Kenya Wildlife Service Executive Director William Kiprono yesterday hit back at critics from among the conservation NGO community when he slammed recent statements as “misleading the world that there is a crisis on elephant and rhino poaching in the country.” He then was quoted to this correspondent by a source attending the media briefing to have gone on saying that “despite what seems to be an upsurge in poaching of the two endangered species, the figures were not as alarming as portrayed recently by local NGOs.”
This swift reaction will not be pleasing to some in Kenya’s conservation fraternity who have taken the word of NGOs as the proverbial gospel only to hear things from another perspective as seen through the eyes of the KWS top brass.
Kiprono was then quoted to have further said that while there was no crisis there was a challenge, insisting that only KWS had the true figures through the use of scientific methods, clearly suggesting that some of the figures recently mentioned publicly were inaccurate if not outright exaggerated, setting his organization on a further collision course with the NGOs he was referring to.
According to KWS figures, 51 elephant had been poached this year and at least 11 rhinos were killed for their horns, while in 2013 the figures stood at 302 and 59, respectively.

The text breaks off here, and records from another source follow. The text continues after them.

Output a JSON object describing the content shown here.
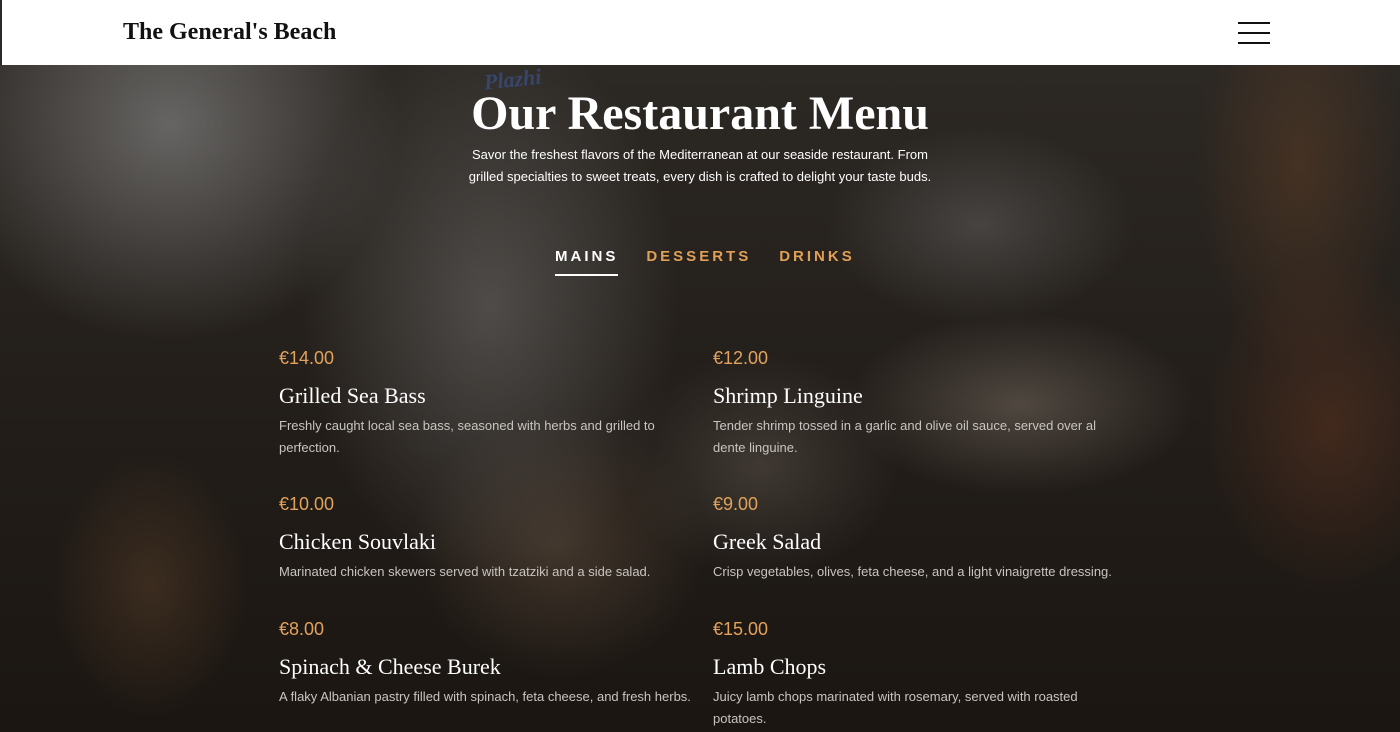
{
  "header": {
    "brand": "The General's Beach",
    "menu_icon": "hamburger-menu-icon"
  },
  "hero": {
    "logo_text": "Plazhi",
    "title": "Our Restaurant Menu",
    "subtitle": "Savor the freshest flavors of the Mediterranean at our seaside restaurant. From grilled specialties to sweet treats, every dish is crafted to delight your taste buds."
  },
  "tabs": [
    {
      "label": "MAINS",
      "active": true
    },
    {
      "label": "DESSERTS",
      "active": false
    },
    {
      "label": "DRINKS",
      "active": false
    }
  ],
  "menu_items": [
    {
      "price": "€14.00",
      "name": "Grilled Sea Bass",
      "description": "Freshly caught local sea bass, seasoned with herbs and grilled to perfection."
    },
    {
      "price": "€12.00",
      "name": "Shrimp Linguine",
      "description": "Tender shrimp tossed in a garlic and olive oil sauce, served over al dente linguine."
    },
    {
      "price": "€10.00",
      "name": "Chicken Souvlaki",
      "description": "Marinated chicken skewers served with tzatziki and a side salad."
    },
    {
      "price": "€9.00",
      "name": "Greek Salad",
      "description": "Crisp vegetables, olives, feta cheese, and a light vinaigrette dressing."
    },
    {
      "price": "€8.00",
      "name": "Spinach & Cheese Burek",
      "description": "A flaky Albanian pastry filled with spinach, feta cheese, and fresh herbs."
    },
    {
      "price": "€15.00",
      "name": "Lamb Chops",
      "description": "Juicy lamb chops marinated with rosemary, served with roasted potatoes."
    }
  ],
  "colors": {
    "accent": "#e2a25b",
    "tab_inactive": "#e0a055",
    "text_white": "#ffffff",
    "description": "#c8c4c0",
    "navbar_bg": "#ffffff"
  }
}
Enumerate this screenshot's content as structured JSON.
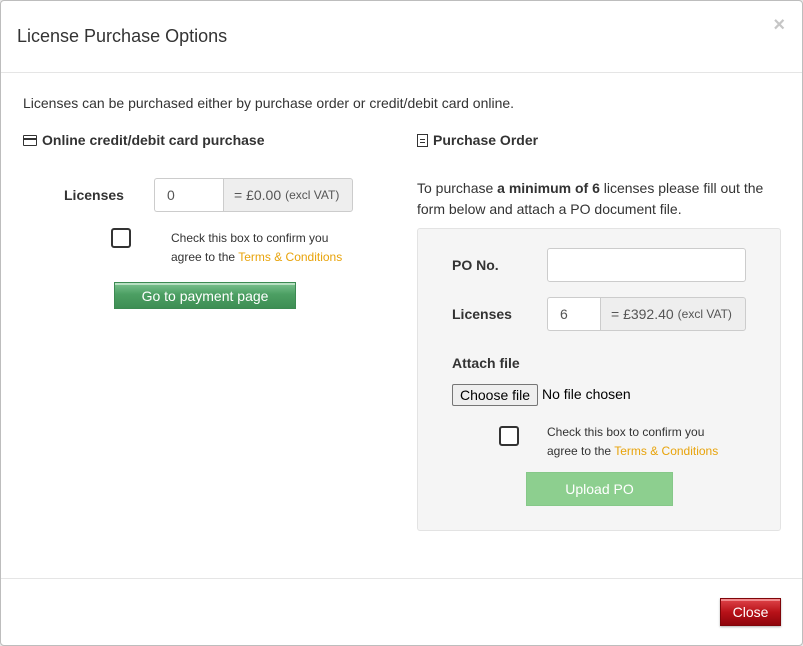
{
  "modal": {
    "title": "License Purchase Options",
    "close_symbol": "×",
    "intro": "Licenses can be purchased either by purchase order or credit/debit card online."
  },
  "online": {
    "title": "Online credit/debit card purchase",
    "icon": "credit-card-icon",
    "licenses_label": "Licenses",
    "licenses_value": "0",
    "price": "= £0.00",
    "price_note": "(excl VAT)",
    "checkbox_text": "Check this box to confirm you agree to the",
    "terms_link": "Terms & Conditions",
    "checked": false,
    "pay_button": "Go to payment page"
  },
  "po": {
    "title": "Purchase Order",
    "icon": "document-icon",
    "intro_before": "To purchase ",
    "intro_bold": "a minimum of 6",
    "intro_after": " licenses please fill out the form below and attach a PO document file.",
    "po_label": "PO No.",
    "po_value": "",
    "licenses_label": "Licenses",
    "licenses_value": "6",
    "price": "= £392.40",
    "price_note": "(excl VAT)",
    "attach_label": "Attach file",
    "choose_file": "Choose file",
    "file_status": "No file chosen",
    "checkbox_text": "Check this box to confirm you agree to the",
    "terms_link": "Terms & Conditions",
    "checked": false,
    "upload_button": "Upload PO"
  },
  "footer": {
    "close_button": "Close"
  },
  "colors": {
    "link": "#e8a30a",
    "pay_green": "#4c9f63",
    "upload_green": "#8dcf8f",
    "close_red": "#b81219"
  }
}
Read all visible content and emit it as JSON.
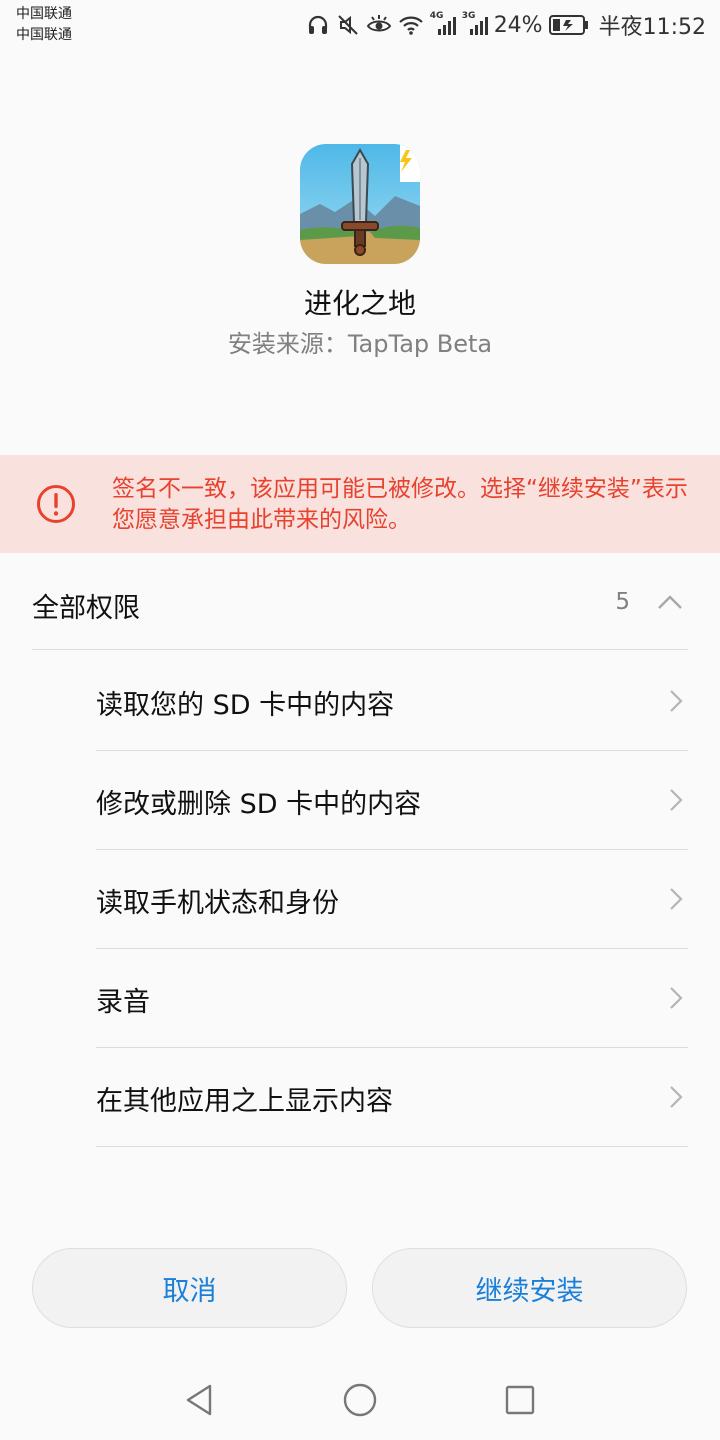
{
  "status_bar": {
    "carrier_1": "中国联通",
    "carrier_2": "中国联通",
    "network_1": "4G",
    "network_2": "3G",
    "battery": "24%",
    "time": "半夜11:52"
  },
  "app": {
    "name": "进化之地",
    "install_source": "安装来源：TapTap Beta",
    "icon": "game-sword-icon"
  },
  "warning": {
    "text": "签名不一致，该应用可能已被修改。选择“继续安装”表示您愿意承担由此带来的风险。",
    "color": "#e8422e",
    "background": "#f9e1de"
  },
  "permissions": {
    "title": "全部权限",
    "count": "5",
    "items": [
      {
        "label": "读取您的 SD 卡中的内容"
      },
      {
        "label": "修改或删除 SD 卡中的内容"
      },
      {
        "label": "读取手机状态和身份"
      },
      {
        "label": "录音"
      },
      {
        "label": "在其他应用之上显示内容"
      }
    ]
  },
  "buttons": {
    "cancel": "取消",
    "continue": "继续安装",
    "accent": "#1a7fd9"
  }
}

Added information sourced from past KWS press releases indicates that in 2012, 384 elephant had been killed while 30 rhinos had been poached – the latter figures last year resulting in sharp exchanges between KWS and EcoTourism Kenya’s Executive Director over the true extent of poaching in the country when he publicly rubbished those figures as too low and got subsequently arrested following a criminal complaint by the then KWS Executive Director Kipng’etich.

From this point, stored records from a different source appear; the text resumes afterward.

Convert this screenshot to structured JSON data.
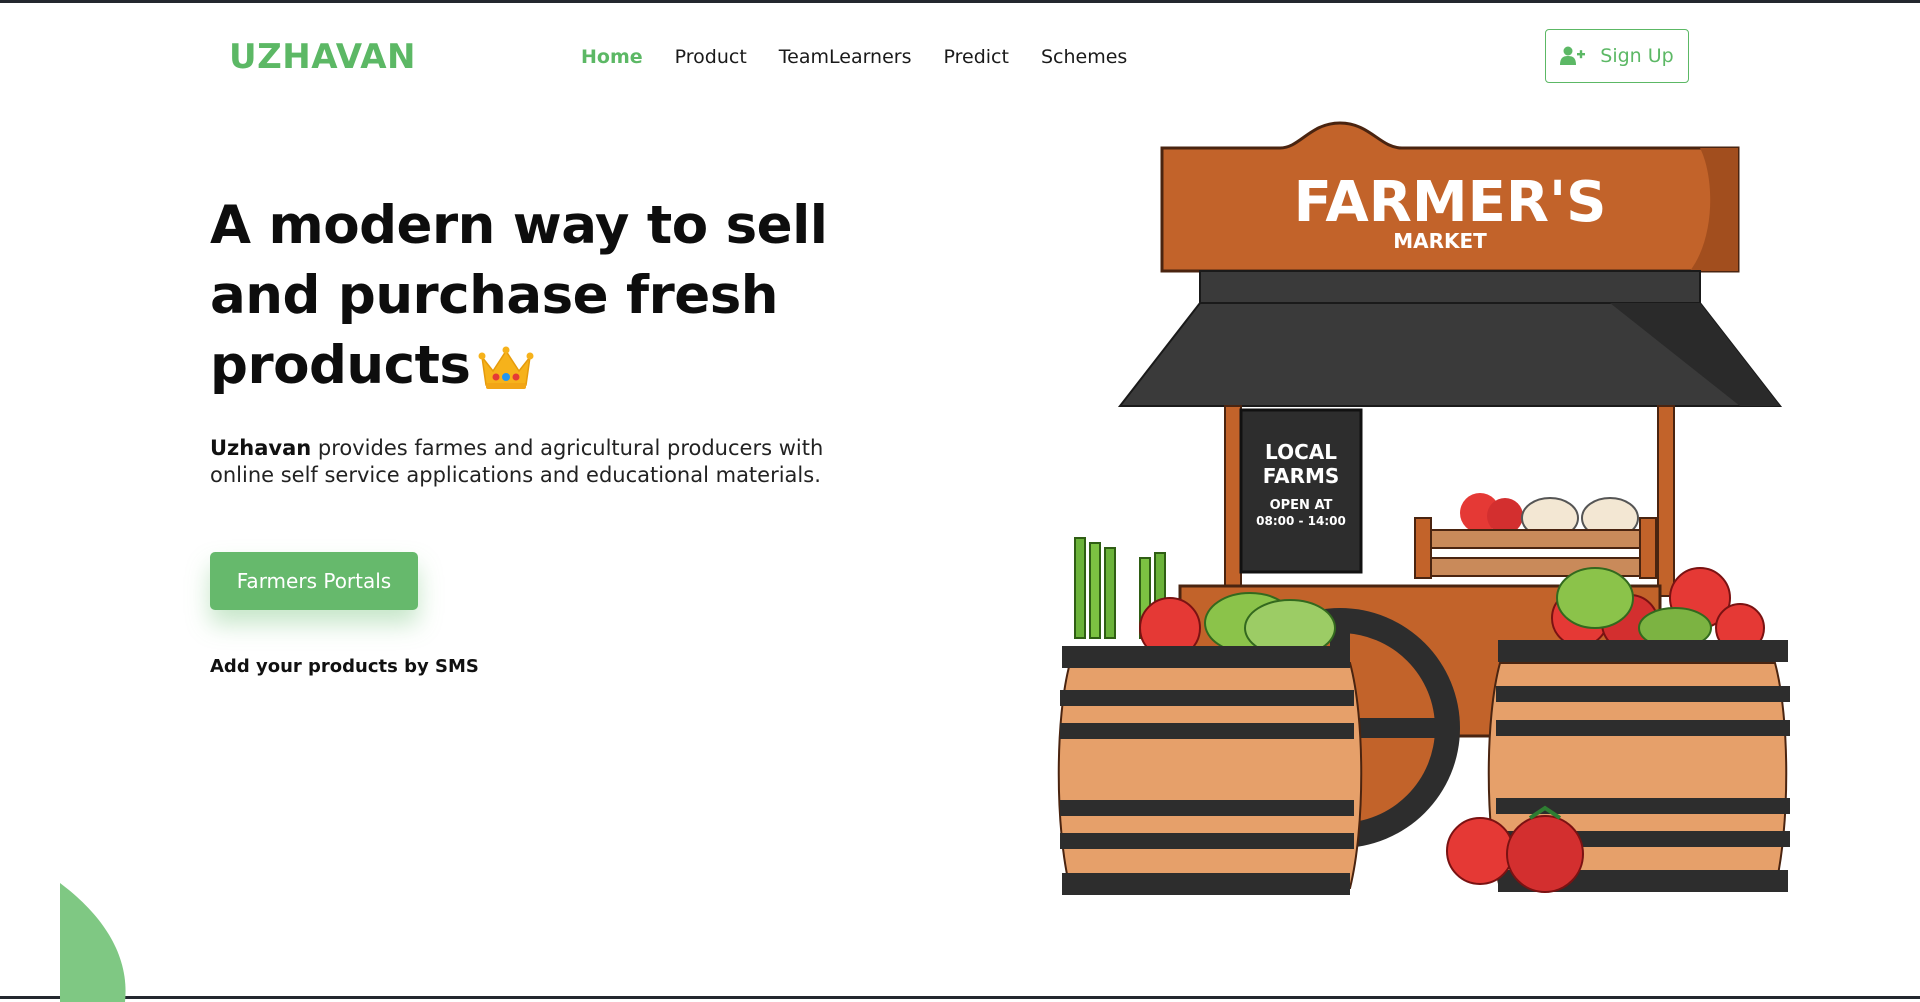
{
  "brand": {
    "name": "UZHAVAN",
    "color": "#5cb865"
  },
  "nav": {
    "items": [
      {
        "label": "Home",
        "active": true
      },
      {
        "label": "Product",
        "active": false
      },
      {
        "label": "TeamLearners",
        "active": false
      },
      {
        "label": "Predict",
        "active": false
      },
      {
        "label": "Schemes",
        "active": false
      }
    ],
    "signup_label": "Sign Up",
    "signup_icon": "user-plus-icon"
  },
  "hero": {
    "title_line1": "A modern way to sell",
    "title_line2": "and purchase fresh",
    "title_line3": "products",
    "title_icon": "crown-icon",
    "desc_brand": "Uzhavan",
    "desc_line1": " provides farmes and agricultural producers with",
    "desc_line2": "online self service applications and educational materials.",
    "cta_label": "Farmers Portals",
    "sms_text": "Add your products by SMS"
  },
  "illustration": {
    "sign_title": "FARMER'S",
    "sign_subtitle": "MARKET",
    "board_line1": "LOCAL",
    "board_line2": "FARMS",
    "board_line3": "OPEN AT",
    "board_line4": "08:00 - 14:00"
  },
  "colors": {
    "accent": "#5cb865",
    "wood": "#c2632a",
    "awning": "#3a3a3a"
  }
}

Some recent surveys in the Tsavo/Taita Hills/Mkomanzi area of elephant populations also confirmed a loss of some 1,500 elephant since the last survey 3 years ago, which would average to about 500 a year and as such greater than the figures released by KWS on the loss of elephant, though, of course, it cannot be conclusively established at this stage if these “missing” elephant migrated to other parts of Kenya and across the border in Tanzania or were truly poached.

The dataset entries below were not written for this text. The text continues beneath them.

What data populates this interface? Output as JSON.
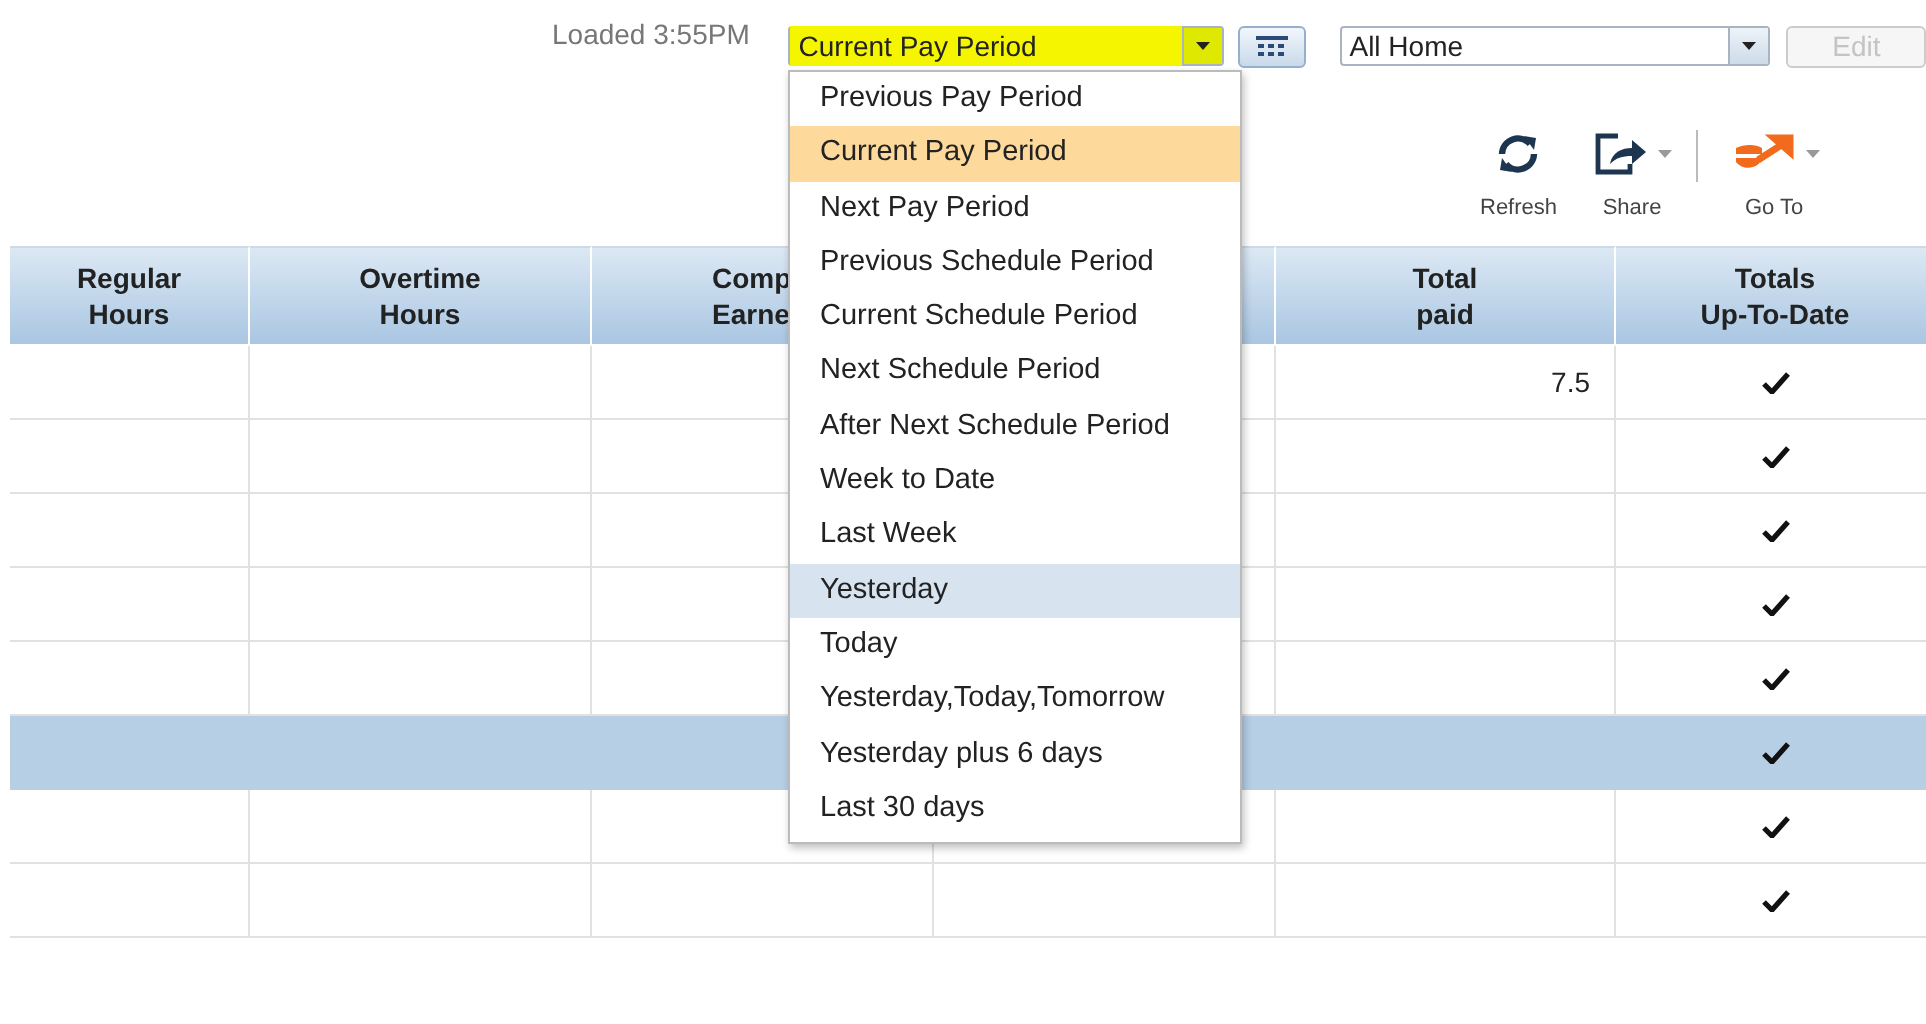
{
  "header": {
    "loaded": "Loaded 3:55PM",
    "period": {
      "value": "Current Pay Period",
      "highlighted": true
    },
    "location": {
      "value": "All Home"
    },
    "edit_button": {
      "label": "Edit",
      "disabled": true
    }
  },
  "toolbar": [
    {
      "label": "Refresh",
      "kind": "refresh",
      "has_menu": false
    },
    {
      "label": "Share",
      "kind": "share",
      "has_menu": true
    },
    {
      "label": "Go To",
      "kind": "goto",
      "has_menu": true
    }
  ],
  "period_menu": [
    {
      "label": "Previous Pay Period",
      "selected": false,
      "hovered": false
    },
    {
      "label": "Current Pay Period",
      "selected": true,
      "hovered": false
    },
    {
      "label": "Next Pay Period",
      "selected": false,
      "hovered": false
    },
    {
      "label": "Previous Schedule Period",
      "selected": false,
      "hovered": false
    },
    {
      "label": "Current Schedule Period",
      "selected": false,
      "hovered": false
    },
    {
      "label": "Next Schedule Period",
      "selected": false,
      "hovered": false
    },
    {
      "label": "After Next Schedule Period",
      "selected": false,
      "hovered": false
    },
    {
      "label": "Week to Date",
      "selected": false,
      "hovered": false
    },
    {
      "label": "Last Week",
      "selected": false,
      "hovered": false
    },
    {
      "label": "Yesterday",
      "selected": false,
      "hovered": true
    },
    {
      "label": "Today",
      "selected": false,
      "hovered": false
    },
    {
      "label": "Yesterday,Today,Tomorrow",
      "selected": false,
      "hovered": false
    },
    {
      "label": "Yesterday plus 6 days",
      "selected": false,
      "hovered": false
    },
    {
      "label": "Last 30 days",
      "selected": false,
      "hovered": false
    }
  ],
  "table": {
    "columns": [
      {
        "lines": [
          "Regular",
          "Hours"
        ]
      },
      {
        "lines": [
          "Overtime",
          "Hours"
        ]
      },
      {
        "lines": [
          "Comp",
          "Earne"
        ],
        "covered": true
      },
      {},
      {
        "lines": [
          "Total",
          "paid"
        ]
      },
      {
        "lines": [
          "Totals",
          "Up-To-Date"
        ]
      }
    ],
    "rows": [
      {
        "total_paid": "7.5",
        "up_to_date": true,
        "selected": false
      },
      {
        "up_to_date": true,
        "selected": false
      },
      {
        "up_to_date": true,
        "selected": false
      },
      {
        "up_to_date": true,
        "selected": false
      },
      {
        "up_to_date": true,
        "selected": false
      },
      {
        "up_to_date": true,
        "selected": true
      },
      {
        "up_to_date": true,
        "selected": false
      },
      {
        "up_to_date": true,
        "selected": false
      }
    ]
  }
}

Kiprono also used the opportunity to appeal for greater funding and for development partners and donors to support KWS directly, seen as a reference to channeling more funds into Kenya’s main conservation body rather than financially supporting NGOs which among themselves are jostling to tap into donor funds as their internal competition for funding is heating up.
What has over the past weeks become patently obvious is that KWS and a number of conservation NGOs do not see eye to eye on some issues, demonstrating the need for further one-on-one dialogue with their critics in order to close ranks and combat the real enemy out there – the poachers – instead of wasting resources and time in trying to play act in the public arena for brownie points.